しかし、21節の主イエスの受難、死、そして復活、特に受難と死の宣言は主イエスの弟子たちに不安を与えたのは容易に想像できます。この前、私が神学校でお世話になった先生が召天されましたが、神学校時代、何度かその先生がご病気の事をお話されました。とても不安に思った事を今でも覚えております。主イエスの弟子たちもそのような思いだったのかもしれません。そして、彼らが自分たちの先生がそのような悲惨な運命から逃れることを願うのは人間的に見れば当然だと思われるのです。先生と弟子という関係とは違うかもしれませんが、知人が問題を抱えていたとすれば、その問題を解決するためにもしくはその問題を回避するためにアドバイスをする事に似ているかもしれません。ですので、弟子のペトロは22節で主イエスにこう言ったのです。「主よ、とんでもないことです。そんなことがあってはなりません。」このペトロの言葉に対して主イエスは何と答えられたでしょうか?23節です。「サタン、引き下がれ。あなたはわたしの邪魔をする者。神のことを思わず、人間のことを思っている。」
人間的な感覚からすれば、弟子のペトロは主イエスの事を心配して言っているのに主イエスはずいぶんひどい事をペトロに言うのだなという印象を受けます。ですが、ここで重要なことはこの人間的な感覚なのです。御言葉で言えば「神のことを思わず、人間のことを思っている」ということなのです。主イエスが21節で言われたエルサレムで苦しみを受け、死んで、三日目に復活することは父なる神によって定められたことであったのです。これは主イエスのこの地上にきた目的でありました。なぜなら、そうすることで、主イエスは私達の罪を贖うことが出来るからでした。ですので、ペトロによる一見すると主イエスの身を案じる発言も主イエスにすれば、父なる神のご計画と主イエスがこの地上に来られた目的を台無しにする行為だったのです。だからこそ、23節に書かれたように主イエスの厳しい答えとなったのです。主イエスの23節の答えは同じマタイによる福音書4章1節から11節に書かれていた荒野でサタンが主イエスを誘惑した事を思い出させます。ここでサタンは断食をしていた主イエスを、食べ物を与える事、安全を与える事、そしてこの世の栄華を与えることなどで誘惑しますが、主イエスはそれらを退けます。10節で主イエスはサタンにこう言われました。「退け、サタン」これは23節でペトロに言われた「サタン、引き下がれ」と同じです。ペトロの人間的に見れば道徳的で素晴らしい、主イエスの身を案じる発言も荒野でのサタンの誘惑と同じなのです。ここに神の思いと人の思いの違いがあるのです。私達はこの世の中に生きています。
この世の中で明らかに間違った事に関しては反対する事は容易です。しかし、世の中には一見すると、常識的にも、倫理的にも、道徳的にも、そして法律的にも正しいとされる事があります。しかし、それが神の思いとかけ離れている事があります。そして、私達がその事に反対する事は難しいのです。なぜなら、私達は常識、倫理、道徳、法律で縛られているからです。もちろん、わたしはこれらが不必要であると言っているのではありません。しかし、この常識、倫理、道徳、法律で認められた考え方、人の思いが神の思いと反対する時が来ます。

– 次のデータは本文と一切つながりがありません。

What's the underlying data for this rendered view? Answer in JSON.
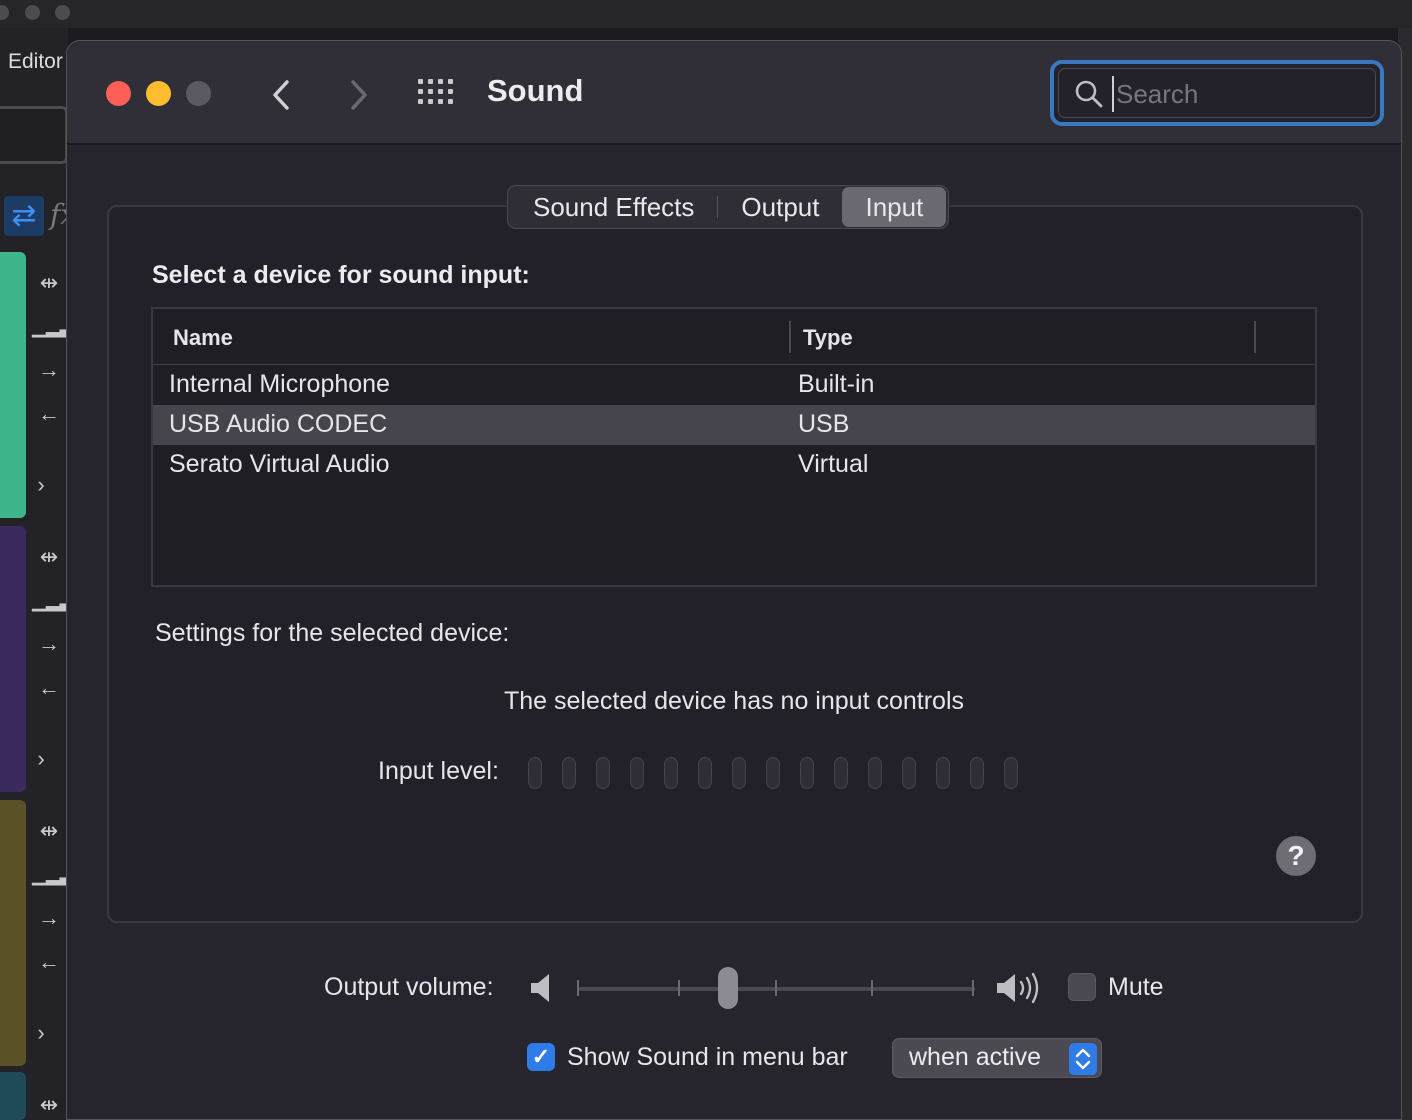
{
  "background_app": {
    "editor_label": "Editor",
    "strip_colors": [
      "#3fb58a",
      "#3b2a5e",
      "#5a5226"
    ]
  },
  "window": {
    "title": "Sound",
    "search": {
      "placeholder": "Search",
      "value": ""
    }
  },
  "tabs": [
    {
      "label": "Sound Effects",
      "active": false
    },
    {
      "label": "Output",
      "active": false
    },
    {
      "label": "Input",
      "active": true
    }
  ],
  "input_section": {
    "heading": "Select a device for sound input:",
    "columns": [
      "Name",
      "Type"
    ],
    "devices": [
      {
        "name": "Internal Microphone",
        "type": "Built-in",
        "selected": false
      },
      {
        "name": "USB Audio CODEC",
        "type": "USB",
        "selected": true
      },
      {
        "name": "Serato Virtual Audio",
        "type": "Virtual",
        "selected": false
      }
    ],
    "settings_label": "Settings for the selected device:",
    "no_controls_text": "The selected device has no input controls",
    "input_level_label": "Input level:",
    "input_level_segments": 15,
    "input_level_lit": 0,
    "help_label": "?"
  },
  "output": {
    "volume_label": "Output volume:",
    "volume_fraction": 0.38,
    "mute_label": "Mute",
    "mute_checked": false,
    "show_in_menu_label": "Show Sound in menu bar",
    "show_in_menu_checked": true,
    "menu_bar_mode": "when active"
  },
  "colors": {
    "accent": "#2f7ce8",
    "focus_ring": "#3a79c0",
    "close": "#fe5f57",
    "minimize": "#febc2e",
    "zoom_disabled": "#5b5a62"
  }
}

いや、そもそも私達は神の思いを気づくことすら困難です。私達に神の思いを気づかせてくれるのは聖霊ですし、神の思いと人の思いが敵対する時、神の思いに私達の思いを合わせることを助けていただくのもまた聖霊です。
ペトロがこの22節でこのような発言をする前、13節から20節で彼は主イエスに信仰を告白しました。16節で彼は主イエスにこう言いました。「あなたはメシア、生ける神の子です。」主イエスは彼に答え、こう言いました。「シモン・バルヨナ、あなたは幸いだ。あなたにこのことを現したのは、人間ではなく、わたしの天の父なのだ。」主イエスにこのように褒められたペトロが次の箇所では主イエスに「サタン、引き下がれ」と言われてしまいます。しかし、これが人間なのです。ですから、人の思いではなく、神の思いに焦点をあわせられるように神に祈ろうではありませんか。